In California, a “collector motor vehicle” is defined as a motor vehicle that is used primarily in shows, parades, charitable functions, and historical exhibitions for display, maintenance, and preservation, and is not used for primary transportation. With few exceptions, these collector cars that are model-year 1976 and newer require a Smog Check every two years for registration renewal, but some are eligible for an abbreviated inspection performed by a state Referee.

Details: https://www.bar.ca.gov/Consumer/Smog_Check_Program/Collector_Cars

To qualify for an abbreviated inspection, a collector motor vehicle must be at least 35 years old and insured as a collector car. During an abbreviated inspection, the Referee will confirm the vehicle meets the criteria for a collector car, confirm proof of insurance as a collector car, and perform a Smog Check. The process will include a test of tailpipe emissions, a functional test of the fuel cap, and a visual check for liquid fuel leaks. 
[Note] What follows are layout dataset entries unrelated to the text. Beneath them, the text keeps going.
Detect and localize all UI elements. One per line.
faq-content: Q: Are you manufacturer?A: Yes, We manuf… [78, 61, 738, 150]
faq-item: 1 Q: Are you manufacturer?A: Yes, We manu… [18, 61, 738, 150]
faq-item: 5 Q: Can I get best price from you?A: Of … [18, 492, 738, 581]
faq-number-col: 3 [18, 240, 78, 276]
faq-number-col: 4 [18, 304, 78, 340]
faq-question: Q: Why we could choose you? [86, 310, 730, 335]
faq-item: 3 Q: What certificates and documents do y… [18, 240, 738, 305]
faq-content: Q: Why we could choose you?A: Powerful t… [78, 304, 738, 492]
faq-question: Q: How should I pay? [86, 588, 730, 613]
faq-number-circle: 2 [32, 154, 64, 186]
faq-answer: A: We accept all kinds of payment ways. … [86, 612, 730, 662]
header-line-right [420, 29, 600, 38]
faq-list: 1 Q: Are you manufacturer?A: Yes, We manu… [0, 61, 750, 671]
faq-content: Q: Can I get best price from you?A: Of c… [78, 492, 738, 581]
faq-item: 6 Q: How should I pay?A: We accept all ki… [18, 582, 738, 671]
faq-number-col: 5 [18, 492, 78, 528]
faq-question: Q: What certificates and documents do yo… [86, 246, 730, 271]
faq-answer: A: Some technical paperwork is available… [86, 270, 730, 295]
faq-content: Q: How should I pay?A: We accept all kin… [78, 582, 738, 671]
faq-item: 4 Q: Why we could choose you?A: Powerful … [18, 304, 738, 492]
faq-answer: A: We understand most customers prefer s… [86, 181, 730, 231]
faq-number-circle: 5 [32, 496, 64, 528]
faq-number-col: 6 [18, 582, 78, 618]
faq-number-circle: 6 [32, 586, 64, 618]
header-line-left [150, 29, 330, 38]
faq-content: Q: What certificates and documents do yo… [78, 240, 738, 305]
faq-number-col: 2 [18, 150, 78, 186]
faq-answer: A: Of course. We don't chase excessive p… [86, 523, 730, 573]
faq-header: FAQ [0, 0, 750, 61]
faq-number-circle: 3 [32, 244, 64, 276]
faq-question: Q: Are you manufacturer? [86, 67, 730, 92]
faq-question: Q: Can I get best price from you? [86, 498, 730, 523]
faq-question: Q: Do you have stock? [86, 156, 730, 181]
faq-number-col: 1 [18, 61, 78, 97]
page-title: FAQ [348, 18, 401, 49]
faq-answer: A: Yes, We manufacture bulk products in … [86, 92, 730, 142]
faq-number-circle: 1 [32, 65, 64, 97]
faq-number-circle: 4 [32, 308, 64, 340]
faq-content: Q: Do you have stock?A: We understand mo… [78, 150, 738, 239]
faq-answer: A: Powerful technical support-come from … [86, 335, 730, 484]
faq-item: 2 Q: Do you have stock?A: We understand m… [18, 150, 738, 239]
Does a new bill in North Carolina ban lifted vehicles?

Fiction

A new in law in North Carolina shifts the focus away from the overall ride height and instead to rake angle. What would the new law change exactly? With the enactment of HB 692, a vehicle’s front fender may not be four or more inches higher than the rear fender. For the purposes of the law, the height of the fender is a vertical measurement from and perpendicular to the ground through the centerline of the wheel and to the bottom of the fender. In other words, it does not matter how much the vehicle is lifted as long as the rake angle is not excessive. Motorists found to have violated the law three times within a 12-month period will have their license revoked for at least one year. Fans of the Carolina Squat argued that HB 692 represents more government overreach that needlessly cracks down on car culture. Proponents of the proposal point to safety as the reason for the change. By excessively aiming the front of a vehicle upward, it makes it more difficult for the driver to see over the hood, dangerously shifts the angle of the headlights, and changes airflow under the vehicle, causing it to be unstable. Fans of lifted or lowered trucks fear not. Unless you’ve raised the nose of your vehicle excessively as compared to the tail, HB 692 will not impact you. In fact, observant enthusiasts—including some in the automotive press—have noticed that HB 692 removed the existing 6-inch height limit entirely while focusing solely on rake angle.
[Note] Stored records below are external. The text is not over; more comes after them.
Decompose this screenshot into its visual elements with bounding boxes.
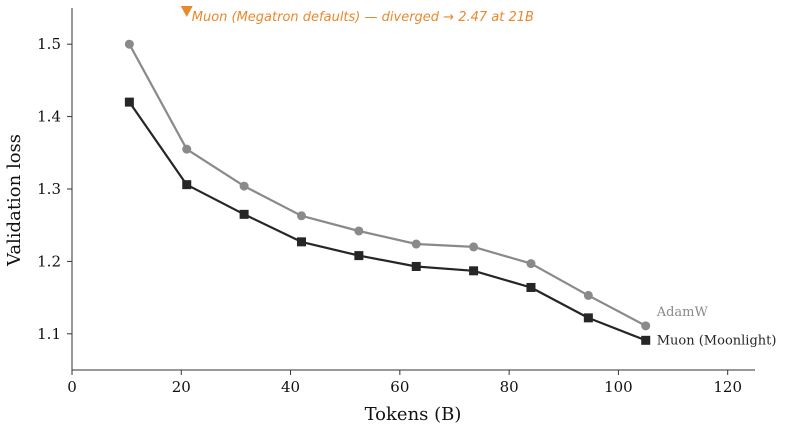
y-tick-label: 1.5	[37, 35, 61, 53]
y-axis-title: Validation loss	[4, 134, 25, 267]
series-line	[128, 101, 647, 342]
y-ticks: 1.1 1.2 1.3 1.4 1.5	[37, 35, 72, 343]
series-label: Muon (Moonlight)	[657, 333, 777, 348]
series-muon-moonlight: Muon (Moonlight)	[124, 97, 777, 348]
diverged-annotation: Muon (Megatron defaults) — diverged → 2.…	[192, 10, 534, 25]
data-point	[124, 97, 134, 107]
annotation: Muon (Megatron defaults) — diverged → 2.…	[180, 6, 534, 25]
data-point	[182, 180, 192, 190]
x-ticks: 0 20 40 60 80 100 120	[67, 370, 742, 396]
x-axis: 0 20 40 60 80 100 120 Tokens (B)	[67, 369, 755, 425]
x-tick-label: 80	[500, 378, 519, 396]
data-point	[296, 211, 306, 221]
x-tick-label: 120	[713, 378, 742, 396]
series-label: AdamW	[656, 305, 709, 320]
x-tick-label: 0	[67, 378, 77, 396]
data-point	[641, 335, 651, 345]
x-tick-label: 20	[172, 378, 191, 396]
data-point	[182, 144, 192, 154]
plot-series: AdamW Muon (Moonlight)	[124, 39, 777, 348]
data-point	[411, 239, 421, 249]
data-point	[354, 251, 364, 261]
y-tick-label: 1.3	[37, 180, 61, 198]
data-point	[583, 313, 593, 323]
data-point	[583, 290, 593, 300]
y-tick-label: 1.2	[37, 252, 61, 270]
x-tick-label: 40	[281, 378, 300, 396]
data-point	[239, 209, 249, 219]
x-axis-title: Tokens (B)	[365, 404, 462, 425]
data-point	[526, 259, 536, 269]
data-point	[411, 261, 421, 271]
data-point	[296, 237, 306, 247]
data-point	[526, 282, 536, 292]
y-tick-label: 1.1	[37, 325, 61, 343]
x-tick-label: 60	[390, 378, 409, 396]
x-tick-label: 100	[604, 378, 633, 396]
data-point	[469, 266, 479, 276]
data-point	[354, 226, 364, 236]
data-point	[239, 181, 249, 191]
data-point	[469, 242, 479, 252]
series-adamw: AdamW	[124, 39, 709, 331]
y-tick-label: 1.4	[37, 108, 61, 126]
data-point	[124, 39, 134, 49]
diverged-marker	[180, 6, 193, 17]
y-axis: 1.1 1.2 1.3 1.4 1.5 Validation loss	[4, 8, 73, 370]
data-point	[641, 321, 651, 331]
series-line	[128, 43, 647, 327]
Does New York’s new exhaust noise bill creates a 60-decibel muffler limit?

Fiction

The initial versions of the New York’s new law were quite different from the final product. As initially drafted, cars and trucks would have been limited to 60-decibels of exhaust noise, subject to a flat $1,000 fine, and police cars would have been equipped with sound meters to help enforce the law. None of these proposals made it into the final version of the bill. The decibel limit was removed as it would have rendered practically every car on the road illegal, the universal fine was changed to a cap, and the sound meters were scrapped as well.
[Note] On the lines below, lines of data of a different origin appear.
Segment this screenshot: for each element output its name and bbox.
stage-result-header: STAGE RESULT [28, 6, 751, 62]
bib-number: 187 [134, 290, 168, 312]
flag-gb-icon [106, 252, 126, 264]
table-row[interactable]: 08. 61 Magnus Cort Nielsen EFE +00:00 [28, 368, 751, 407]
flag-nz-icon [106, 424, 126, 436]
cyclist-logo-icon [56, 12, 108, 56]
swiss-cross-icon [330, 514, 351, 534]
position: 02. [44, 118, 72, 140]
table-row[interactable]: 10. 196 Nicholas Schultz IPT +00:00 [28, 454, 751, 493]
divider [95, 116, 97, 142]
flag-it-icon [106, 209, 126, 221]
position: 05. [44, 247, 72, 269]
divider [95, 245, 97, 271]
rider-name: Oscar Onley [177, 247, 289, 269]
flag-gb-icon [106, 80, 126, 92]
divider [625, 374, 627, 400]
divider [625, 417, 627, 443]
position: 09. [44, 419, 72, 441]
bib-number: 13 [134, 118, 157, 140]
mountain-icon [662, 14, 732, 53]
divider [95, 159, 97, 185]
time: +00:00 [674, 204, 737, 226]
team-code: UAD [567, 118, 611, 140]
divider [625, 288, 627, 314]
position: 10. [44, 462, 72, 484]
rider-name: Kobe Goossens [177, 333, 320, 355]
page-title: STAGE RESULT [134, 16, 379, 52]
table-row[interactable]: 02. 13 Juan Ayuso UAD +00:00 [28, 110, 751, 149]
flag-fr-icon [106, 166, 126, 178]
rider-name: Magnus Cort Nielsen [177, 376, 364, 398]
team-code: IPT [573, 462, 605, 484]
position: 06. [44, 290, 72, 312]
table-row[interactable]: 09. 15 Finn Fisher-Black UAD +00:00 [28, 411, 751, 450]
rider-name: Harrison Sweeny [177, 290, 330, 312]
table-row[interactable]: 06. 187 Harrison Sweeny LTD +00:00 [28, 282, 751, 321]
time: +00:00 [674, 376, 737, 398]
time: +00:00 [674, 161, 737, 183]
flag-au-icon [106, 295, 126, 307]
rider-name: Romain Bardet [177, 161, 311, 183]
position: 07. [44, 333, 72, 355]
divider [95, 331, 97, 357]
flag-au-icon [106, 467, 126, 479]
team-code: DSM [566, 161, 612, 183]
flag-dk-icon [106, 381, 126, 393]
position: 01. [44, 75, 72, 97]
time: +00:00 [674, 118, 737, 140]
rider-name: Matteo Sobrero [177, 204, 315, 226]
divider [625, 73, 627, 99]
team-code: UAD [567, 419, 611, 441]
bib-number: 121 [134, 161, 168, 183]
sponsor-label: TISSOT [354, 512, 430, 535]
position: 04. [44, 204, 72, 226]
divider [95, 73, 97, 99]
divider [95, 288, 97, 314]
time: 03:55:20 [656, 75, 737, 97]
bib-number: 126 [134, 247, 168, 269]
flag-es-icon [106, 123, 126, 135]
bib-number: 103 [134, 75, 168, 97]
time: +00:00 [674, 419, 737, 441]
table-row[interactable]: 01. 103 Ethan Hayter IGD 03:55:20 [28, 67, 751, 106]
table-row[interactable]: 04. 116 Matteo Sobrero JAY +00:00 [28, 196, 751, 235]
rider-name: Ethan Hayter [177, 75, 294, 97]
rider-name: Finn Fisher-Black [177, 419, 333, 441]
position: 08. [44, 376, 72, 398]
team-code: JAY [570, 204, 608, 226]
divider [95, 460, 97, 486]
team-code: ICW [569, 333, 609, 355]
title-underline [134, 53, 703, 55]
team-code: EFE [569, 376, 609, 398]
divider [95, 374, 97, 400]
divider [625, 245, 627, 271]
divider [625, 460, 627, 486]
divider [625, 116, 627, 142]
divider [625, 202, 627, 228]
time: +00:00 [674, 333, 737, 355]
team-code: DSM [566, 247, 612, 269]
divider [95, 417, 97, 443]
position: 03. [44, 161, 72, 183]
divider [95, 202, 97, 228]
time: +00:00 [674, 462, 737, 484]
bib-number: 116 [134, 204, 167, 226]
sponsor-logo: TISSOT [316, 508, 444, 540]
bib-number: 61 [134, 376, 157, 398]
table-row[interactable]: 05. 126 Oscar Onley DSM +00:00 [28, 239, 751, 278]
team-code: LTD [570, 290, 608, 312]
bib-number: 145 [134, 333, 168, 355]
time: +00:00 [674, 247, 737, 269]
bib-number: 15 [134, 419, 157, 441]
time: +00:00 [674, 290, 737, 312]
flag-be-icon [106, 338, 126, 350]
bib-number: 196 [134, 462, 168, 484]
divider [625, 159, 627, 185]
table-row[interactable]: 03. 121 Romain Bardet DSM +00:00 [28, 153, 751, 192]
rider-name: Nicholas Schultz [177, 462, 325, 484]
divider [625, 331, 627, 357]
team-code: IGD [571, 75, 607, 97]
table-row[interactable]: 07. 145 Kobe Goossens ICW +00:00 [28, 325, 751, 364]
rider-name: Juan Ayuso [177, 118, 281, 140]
Is it true that a new bill in New York will ban exhaust noise modifications?

Fiction

In 2021, lawmakers in New York introduced a pair of bills (S. 784 and A. 471) seeking to curb loud cars and trucks. The bills were amended several times prior to passage and were approved by Governor Kathy Hochul in late October. The new law doesn’t change the state’s existing exhaust noise laws, which require every motor vehicle to be equipped with a muffler in working condition and prohibits the installation of bypasses, cutouts, or similar devices. Comparable language is universally used by states across the country and is designed to prevent motorists from deleting their muffler and/or catalytic converter. The new law simply allows the state to issue larger fines for those breaking existing law.